1 (Modifié par Viellfranceis 09/10/2018 à 18:24)

Inguinem > aine

Mon livre de phonétique  explique mal le phénome ng et nk  qui devient in sans dire les étapes et les dates .
Ex:
Inguinem > Aine
Sanctum> Saint peut être sanit>Saint peut être par glissement comme area>aria>aira >aire
Et je n'arrive pas à voir comment Pectinem devient peigne
sachant que kt devient it assez tôt .On devrait donc obtenir peitine* ? et après ?

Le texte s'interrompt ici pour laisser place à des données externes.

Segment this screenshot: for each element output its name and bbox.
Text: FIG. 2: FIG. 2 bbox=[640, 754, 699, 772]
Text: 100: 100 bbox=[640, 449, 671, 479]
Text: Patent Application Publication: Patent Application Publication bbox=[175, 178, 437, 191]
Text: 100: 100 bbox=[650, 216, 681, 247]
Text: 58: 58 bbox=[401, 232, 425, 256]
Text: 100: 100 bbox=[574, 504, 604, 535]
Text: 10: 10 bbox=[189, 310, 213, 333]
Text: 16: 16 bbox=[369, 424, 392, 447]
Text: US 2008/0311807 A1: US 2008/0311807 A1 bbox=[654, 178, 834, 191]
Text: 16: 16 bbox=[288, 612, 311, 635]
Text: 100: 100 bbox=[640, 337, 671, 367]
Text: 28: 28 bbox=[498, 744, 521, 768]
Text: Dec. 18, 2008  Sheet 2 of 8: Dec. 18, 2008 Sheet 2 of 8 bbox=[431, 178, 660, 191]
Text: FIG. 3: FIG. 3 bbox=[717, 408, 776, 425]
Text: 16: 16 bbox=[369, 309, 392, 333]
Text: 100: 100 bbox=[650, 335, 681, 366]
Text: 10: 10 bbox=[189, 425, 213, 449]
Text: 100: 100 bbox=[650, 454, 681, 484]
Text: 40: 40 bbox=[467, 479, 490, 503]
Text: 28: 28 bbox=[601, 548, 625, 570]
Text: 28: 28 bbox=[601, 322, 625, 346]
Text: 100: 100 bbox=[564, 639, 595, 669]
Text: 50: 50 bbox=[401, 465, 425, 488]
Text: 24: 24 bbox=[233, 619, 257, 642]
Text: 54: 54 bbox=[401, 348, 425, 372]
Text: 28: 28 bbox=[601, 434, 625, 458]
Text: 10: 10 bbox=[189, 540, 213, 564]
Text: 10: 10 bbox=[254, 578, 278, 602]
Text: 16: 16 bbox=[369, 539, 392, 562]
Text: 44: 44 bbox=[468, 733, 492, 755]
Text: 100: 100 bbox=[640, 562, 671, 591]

2 (Modifié par Jehan 09/10/2018 à 19:09)

Inguinem > aine

Qu'appelles-tu le "phénome" ?
Normalement, c'est un terme de sciences naturelles.
En phonétique, il y a le mot "phonème".
Et ng et nk  sont constitués chacun de deux phonèmes.

Je ne suis pas spécialiste en phonétique historique, mais je doute que ce soient les paires de phonèmes ng ou nk qui se seraient transformées en "in" (le son ? la graphie ?).

Pour sanctum > saint , je ne comprends pas trop d'où tu sors le i de ton *sanit
La graphie ain note une ancienne diphtongue ain, devenue voyelle nasale unique en français moderne. La diphtongue ain provient de la voyelle a, qui évolue ainsi avant une consonne nasale, comme pour panem > pain.
http://ebooks.grsu.by/history_french_la … tiques.htm

Pour pectĭnem > peigne, le i bref a dû disparaître assez tôt, et dans la suite de consonnes  ctn, le t central n'a pas dû rester bien longtemps non plus. Reste *pecnem, d'où peigne.

Mais j'ai peut-être commis des erreurs... Attends les lumières de Jacquesvaissier ! 

3 (Modifié par Viellfranceis 09/10/2018 à 19:42)

Inguinem > aine

Une belle métathèse de ma part si cela en est une "Phénome" "Phonème"
Le i de sanit*vient de  kt qui devient it
Noctem>Noite>Nuoit>nuit

4 (Modifié par jacquesvaissier 09/10/2018 à 19:53)

Inguinem > aine

Je ne réponds que sur aine, le reste demain.

Les datations absolues ne sont pas toujours aisées à déterminer. Je vous conseille pour le moment de retenir les changements successifs.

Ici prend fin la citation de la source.